The Ministry of Electronics and Information Technology’s Indian Computer Emergency Response Team (CERT-In) has identified several high-severity vulnerabilities in Apple’s iOS, iPadOS, and macOS, along with Google’s ChromeOS and Mozilla’s Firefox internet browser. iOS is utilized on iPhone models, iPadOS on iPads, and macOS on Mac machines. According to CERT-In, these vulnerabilities possess the potential to circumvent security measures, leading to denial-of-service (DoS) attacks that render the affected devices inoperable.

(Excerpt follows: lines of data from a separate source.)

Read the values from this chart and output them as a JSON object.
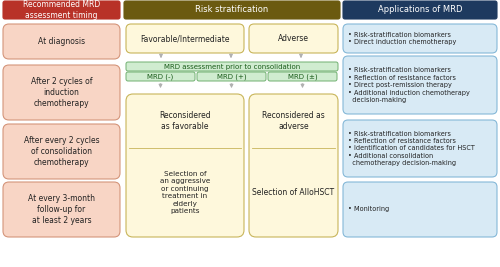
{
  "fig_width": 5.0,
  "fig_height": 2.67,
  "dpi": 100,
  "bg_color": "#ffffff",
  "header_left_color": "#b83228",
  "header_mid_color": "#6b5a10",
  "header_right_color": "#1e3a5f",
  "left_box_bg": "#f8d5c5",
  "left_box_border": "#d4957a",
  "mid_box_bg": "#fef8dc",
  "mid_box_border": "#c8b55a",
  "right_box_bg": "#d8eaf5",
  "right_box_border": "#85b8d8",
  "mrd_header_bg": "#d0ecd0",
  "mrd_header_border": "#70b070",
  "arrow_color": "#aaaaaa",
  "header_left": "Recommended MRD\nassessment timing",
  "header_mid": "Risk stratification",
  "header_right": "Applications of MRD",
  "left_boxes": [
    "At diagnosis",
    "After 2 cycles of\ninduction\nchemotherapy",
    "After every 2 cycles\nof consolidation\nchemotherapy",
    "At every 3-month\nfollow-up for\nat least 2 years"
  ],
  "right_boxes": [
    "• Risk-stratification biomarkers\n• Direct induction chemotherapy",
    "• Risk-stratification biomarkers\n• Reflection of resistance factors\n• Direct post-remission therapy\n• Additional induction chemotherapy\n  decision-making",
    "• Risk-stratification biomarkers\n• Reflection of resistance factors\n• Identification of candidates for HSCT\n• Additional consolidation\n  chemotherapy decision-making",
    "• Monitoring"
  ],
  "fav_label": "Favorable/Intermediate",
  "adv_label": "Adverse",
  "mrd_header_label": "MRD assessment prior to consolidation",
  "mrd_neg": "MRD (-)",
  "mrd_pos": "MRD (+)",
  "mrd_pm": "MRD (±)",
  "recon_fav": "Reconsidered\nas favorable",
  "sel_agg": "Selection of\nan aggressive\nor continuing\ntreatment in\nelderly\npatients",
  "recon_adv": "Reconsidered as\nadverse",
  "sel_allo": "Selection of AlloHSCT"
}
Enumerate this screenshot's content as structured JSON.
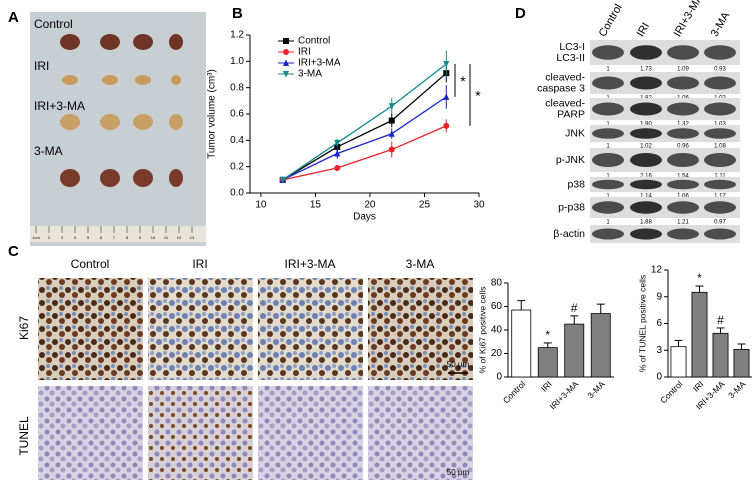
{
  "panel_labels": [
    "A",
    "B",
    "C",
    "D"
  ],
  "photo": {
    "groups": [
      "Control",
      "IRI",
      "IRI+3-MA",
      "3-MA"
    ],
    "ruler_labels": [
      "1cm",
      "2",
      "3",
      "4",
      "5",
      "6",
      "7",
      "8",
      "9",
      "10",
      "11",
      "12",
      "13"
    ]
  },
  "blot": {
    "columns": [
      "Control",
      "IRI",
      "IRI+3-MA",
      "3-MA"
    ],
    "rows": [
      {
        "labels": [
          "LC3-I",
          "LC3-II"
        ],
        "ratios": [
          "1",
          "1.73",
          "1.09",
          "0.93"
        ]
      },
      {
        "labels": [
          "cleaved-",
          "caspase 3"
        ],
        "ratios": [
          "1",
          "1.82",
          "1.06",
          "1.02"
        ]
      },
      {
        "labels": [
          "cleaved-",
          "PARP"
        ],
        "ratios": [
          "1",
          "1.90",
          "1.32",
          "1.03"
        ]
      },
      {
        "labels": [
          "JNK"
        ],
        "ratios": [
          "1",
          "1.02",
          "0.96",
          "1.08"
        ]
      },
      {
        "labels": [
          "p-JNK"
        ],
        "ratios": [
          "1",
          "2.16",
          "1.54",
          "1.11"
        ]
      },
      {
        "labels": [
          "p38"
        ],
        "ratios": [
          "1",
          "1.14",
          "1.06",
          "1.17"
        ]
      },
      {
        "labels": [
          "p-p38"
        ],
        "ratios": [
          "1",
          "1.88",
          "1.21",
          "0.97"
        ]
      },
      {
        "labels": [
          "β-actin"
        ]
      }
    ]
  },
  "histology": {
    "columns": [
      "Control",
      "IRI",
      "IRI+3-MA",
      "3-MA"
    ],
    "rows": [
      "Ki67",
      "TUNEL"
    ],
    "scale_bar": "50 μm"
  },
  "chart_data": [
    {
      "type": "line",
      "xlabel": "Days",
      "ylabel": "Tumor volume (cm³)",
      "x": [
        12,
        17,
        22,
        27
      ],
      "xlim": [
        9,
        30
      ],
      "xticks": [
        10,
        15,
        20,
        25,
        30
      ],
      "ylim": [
        0,
        1.2
      ],
      "yticks": [
        {
          "value": 0,
          "label": "0.0"
        },
        0.2,
        0.4,
        0.6,
        0.8,
        {
          "value": 1,
          "label": "1.0"
        },
        1.2
      ],
      "legend": "upper left",
      "annotations": [
        "*",
        "*"
      ],
      "series": [
        {
          "name": "Control",
          "color": "#000000",
          "marker": "square",
          "values": [
            0.1,
            0.35,
            0.55,
            0.91
          ],
          "errors": [
            0.01,
            0.04,
            0.05,
            0.07
          ]
        },
        {
          "name": "IRI",
          "color": "#e8212b",
          "marker": "circle",
          "values": [
            0.1,
            0.19,
            0.33,
            0.51
          ],
          "errors": [
            0.01,
            0.02,
            0.06,
            0.05
          ]
        },
        {
          "name": "IRI+3-MA",
          "color": "#1a22c8",
          "marker": "triangle-up",
          "values": [
            0.1,
            0.3,
            0.45,
            0.73
          ],
          "errors": [
            0.01,
            0.04,
            0.04,
            0.09
          ]
        },
        {
          "name": "3-MA",
          "color": "#118a8a",
          "marker": "triangle-down",
          "values": [
            0.1,
            0.38,
            0.66,
            0.98
          ],
          "errors": [
            0.01,
            0.03,
            0.06,
            0.1
          ]
        }
      ]
    },
    {
      "type": "bar",
      "ylabel": "% of Ki67 positive cells",
      "categories": [
        "Control",
        "IRI",
        "IRI+3-MA",
        "3-MA"
      ],
      "values": [
        57,
        25,
        45,
        54
      ],
      "errors": [
        8,
        4,
        7,
        8
      ],
      "colors": [
        "#ffffff",
        "#808080",
        "#808080",
        "#808080"
      ],
      "annotations": [
        null,
        "*",
        "#",
        null
      ],
      "ylim": [
        0,
        80
      ],
      "yticks": [
        0,
        20,
        40,
        60,
        80
      ]
    },
    {
      "type": "bar",
      "ylabel": "% of TUNEL positive cells",
      "categories": [
        "Control",
        "IRI",
        "IRI+3-MA",
        "3-MA"
      ],
      "values": [
        3.4,
        9.5,
        4.9,
        3.1
      ],
      "errors": [
        0.7,
        0.7,
        0.6,
        0.6
      ],
      "colors": [
        "#ffffff",
        "#808080",
        "#808080",
        "#808080"
      ],
      "annotations": [
        null,
        "*",
        "#",
        null
      ],
      "ylim": [
        0,
        12
      ],
      "yticks": [
        0,
        3,
        6,
        9,
        12
      ]
    }
  ]
}
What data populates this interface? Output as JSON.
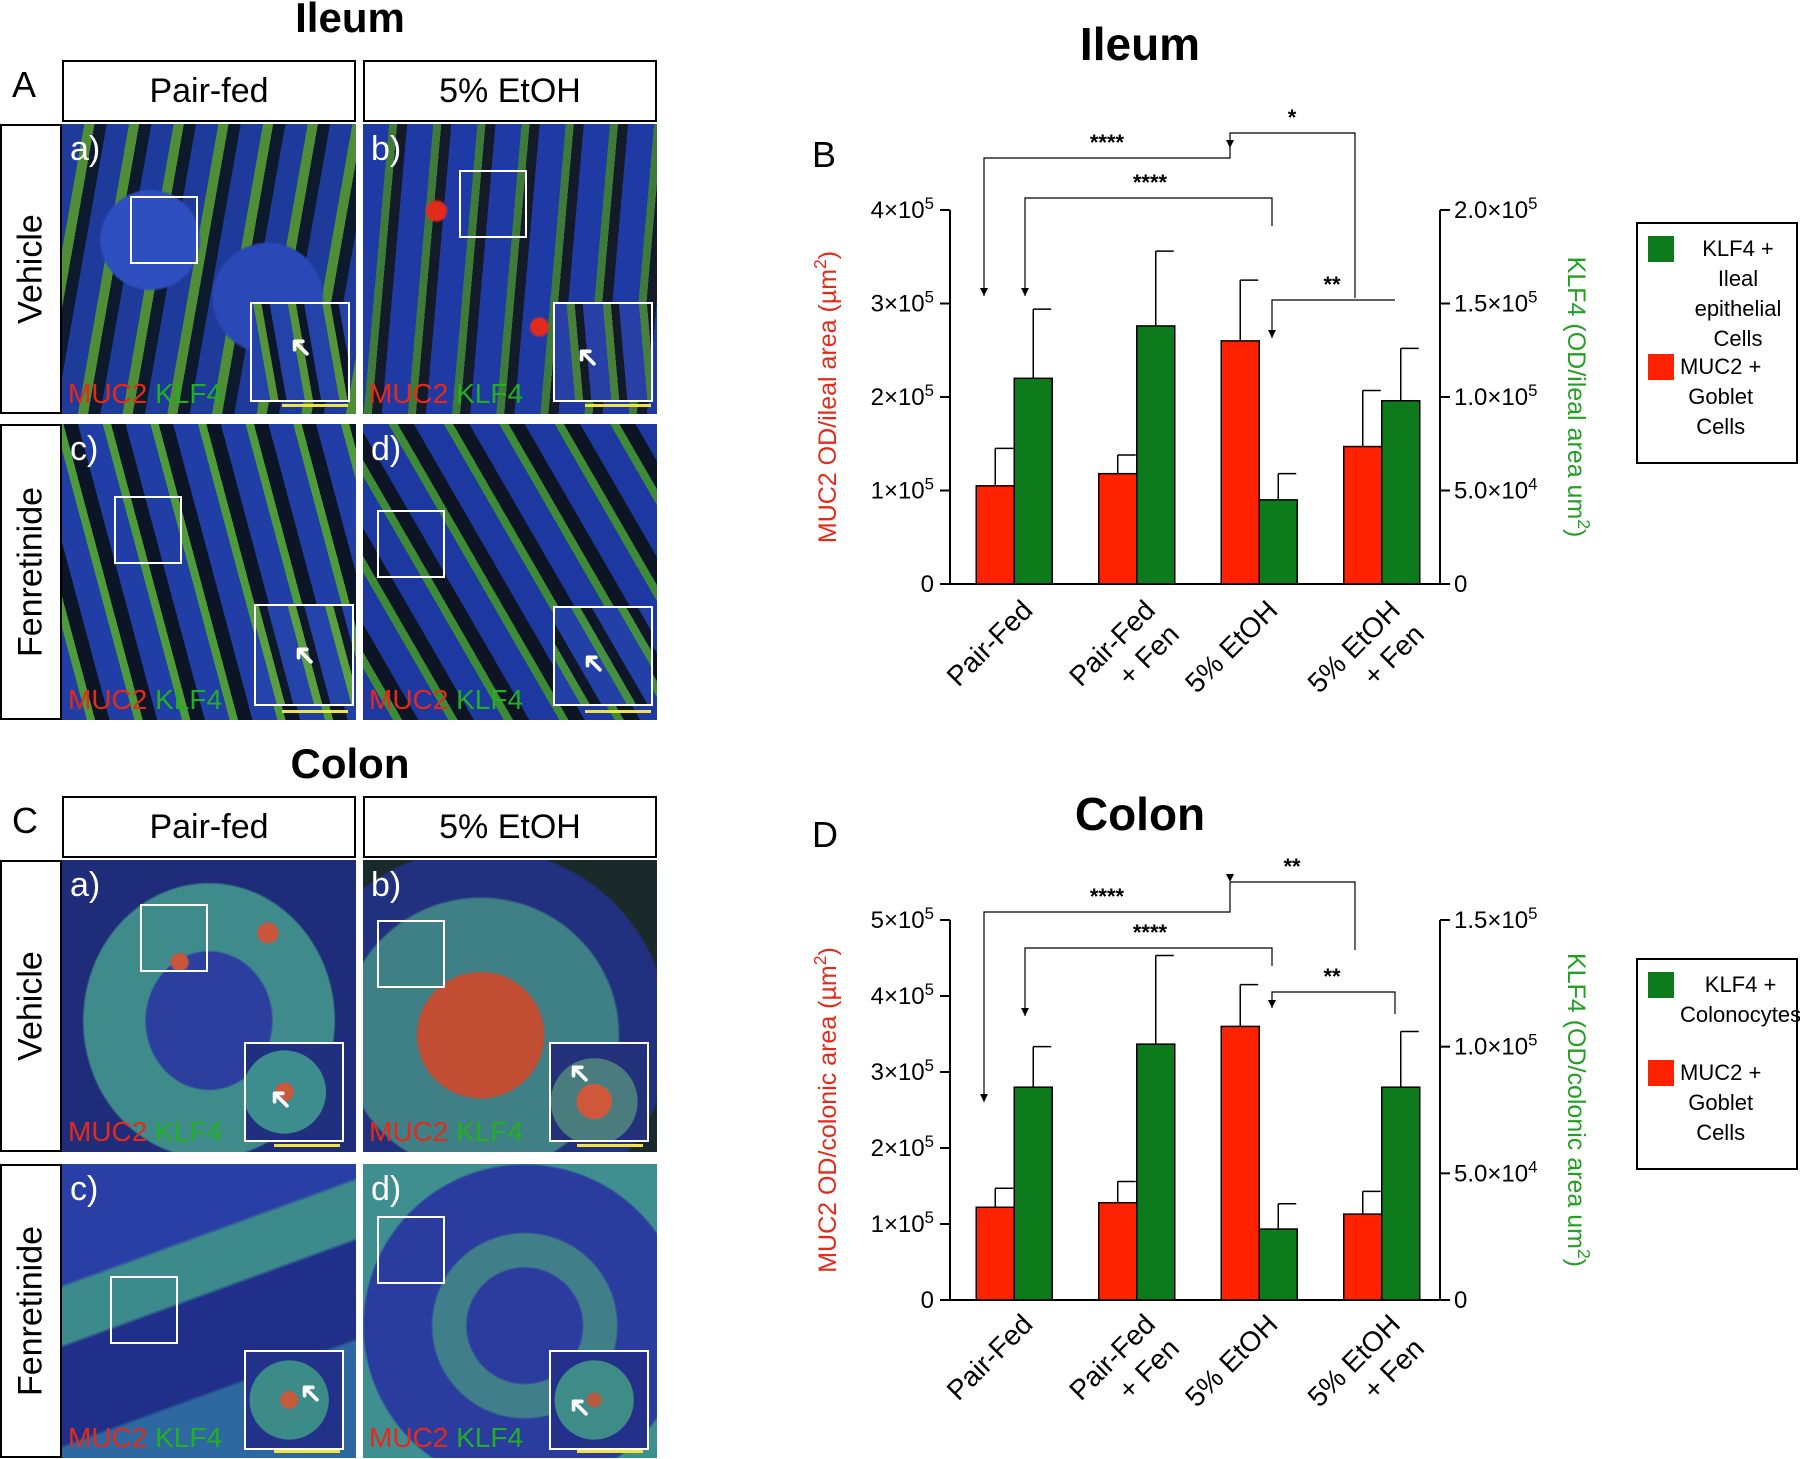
{
  "figure": {
    "ileum_title_left": "Ileum",
    "colon_title_left": "Colon",
    "panels": {
      "A": "A",
      "B": "B",
      "C": "C",
      "D": "D"
    },
    "col_headers": [
      "Pair-fed",
      "5% EtOH"
    ],
    "row_headers": [
      "Vehicle",
      "Fenretinide"
    ],
    "image_labels": [
      "a)",
      "b)",
      "c)",
      "d)"
    ],
    "stain": {
      "muc2": "MUC2",
      "klf4": "KLF4"
    },
    "colors": {
      "muc2_bar": "#ff2200",
      "klf4_bar": "#0d7a1b",
      "muc2_text": "#e52a1a",
      "klf4_text": "#22b022",
      "scale_bar": "#f2e341"
    }
  },
  "chart_data": [
    {
      "type": "bar",
      "panel": "B",
      "title": "Ileum",
      "categories": [
        "Pair-Fed",
        "Pair-Fed\n+ Fen",
        "5% EtOH",
        "5% EtOH\n+ Fen"
      ],
      "ylabel_left": [
        "MUC2 OD/ileal area (µm",
        "2",
        ")"
      ],
      "ylabel_right": [
        "KLF4 (OD/ileal area um",
        "2",
        ")"
      ],
      "ylim_left": [
        0,
        400000
      ],
      "ylim_right": [
        0,
        200000
      ],
      "yticks_left": [
        "0",
        "1×10",
        "2×10",
        "3×10",
        "4×10"
      ],
      "yticks_left_exp": [
        "",
        "5",
        "5",
        "5",
        "5"
      ],
      "yticks_right": [
        "0",
        "5.0×10",
        "1.0×10",
        "1.5×10",
        "2.0×10"
      ],
      "yticks_right_exp": [
        "",
        "4",
        "5",
        "5",
        "5"
      ],
      "series": [
        {
          "name": "MUC2 + Goblet Cells",
          "axis": "left",
          "color": "#ff2200",
          "values": [
            105000,
            118000,
            260000,
            147000
          ],
          "errors": [
            40000,
            20000,
            65000,
            60000
          ]
        },
        {
          "name": "KLF4 + Ileal epithelial Cells",
          "axis": "right",
          "color": "#0d7a1b",
          "values": [
            110000,
            138000,
            45000,
            98000
          ],
          "errors": [
            37000,
            40000,
            14000,
            28000
          ]
        }
      ],
      "legend": [
        {
          "color": "#0d7a1b",
          "lines": [
            "KLF4 +",
            "Ileal epithelial",
            "Cells"
          ]
        },
        {
          "color": "#ff2200",
          "lines": [
            "MUC2 +",
            "Goblet",
            "Cells"
          ]
        }
      ],
      "significance": [
        "****",
        "****",
        "*",
        "**"
      ]
    },
    {
      "type": "bar",
      "panel": "D",
      "title": "Colon",
      "categories": [
        "Pair-Fed",
        "Pair-Fed\n+ Fen",
        "5% EtOH",
        "5% EtOH\n+ Fen"
      ],
      "ylabel_left": [
        "MUC2 OD/colonic area (µm",
        "2",
        ")"
      ],
      "ylabel_right": [
        "KLF4 (OD/colonic area um",
        "2",
        ")"
      ],
      "ylim_left": [
        0,
        500000
      ],
      "ylim_right": [
        0,
        150000
      ],
      "yticks_left": [
        "0",
        "1×10",
        "2×10",
        "3×10",
        "4×10",
        "5×10"
      ],
      "yticks_left_exp": [
        "",
        "5",
        "5",
        "5",
        "5",
        "5"
      ],
      "yticks_right": [
        "0",
        "5.0×10",
        "1.0×10",
        "1.5×10"
      ],
      "yticks_right_exp": [
        "",
        "4",
        "5",
        "5"
      ],
      "series": [
        {
          "name": "MUC2 + Goblet Cells",
          "axis": "left",
          "color": "#ff2200",
          "values": [
            122000,
            128000,
            360000,
            113000
          ],
          "errors": [
            25000,
            28000,
            55000,
            30000
          ]
        },
        {
          "name": "KLF4 + Colonocytes",
          "axis": "right",
          "color": "#0d7a1b",
          "values": [
            84000,
            101000,
            28000,
            84000
          ],
          "errors": [
            16000,
            35000,
            10000,
            22000
          ]
        }
      ],
      "legend": [
        {
          "color": "#0d7a1b",
          "lines": [
            "KLF4 +",
            "Colonocytes"
          ]
        },
        {
          "color": "#ff2200",
          "lines": [
            "MUC2 +",
            "Goblet",
            "Cells"
          ]
        }
      ],
      "significance": [
        "****",
        "****",
        "**",
        "**"
      ]
    }
  ]
}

Machines running macOS Catalina with security updates before 2022-005, macOS Big Sur versions prior to 11.6.8, and macOS Monterey versions before 12.5 are particularly susceptible, as indicated by CERT-In. Exploiting these vulnerabilities involves convincing a user to visit a malicious website, allowing a remote attacker to execute arbitrary code, bypass security protocols, and induce DoS conditions on the targeted system.
The macOS vulnerabilities stem from out-of-bounds read in AppleScript, SMB, and Kernel, as well as out-of-bounds write in Audio, ICU, PS Normalizer, GU Drivers, SMB, and WebKit. Authorization issues were identified in AppleMobileFileIntegrity, and information disclosure in the Calendar and iCloud Photo Library.
Similar vulnerabilities affect iOS and iPadOS versions before 15.6, involving out-of-bounds write in Audio, ICU, GPU Drivers, and WebKit, out-of-bounds read in ImageIO and Kernel, and authorization issues in AppleMobileFileIntegrity, among others.
Mozilla Firefox versions before 103, ESR versions before 102.1, and 91.12 are susceptible to memory safety bugs within the browser engine, preload cache bypasses subresource integrity, and the leakage of cross-site resource redirecting information when using the Performance API.
Google ChromeOS, in LTS channel versions before 96.0.4664.215, faces vulnerabilities such as out-of-bounds read in the compositing component, incorrect implementation in Extension API, and a use-after-free error within the Blink XSLT component.
CERT-In advises users to mitigate these vulnerabilities by promptly installing software updates for the respective operating systems and Mozilla Firefox.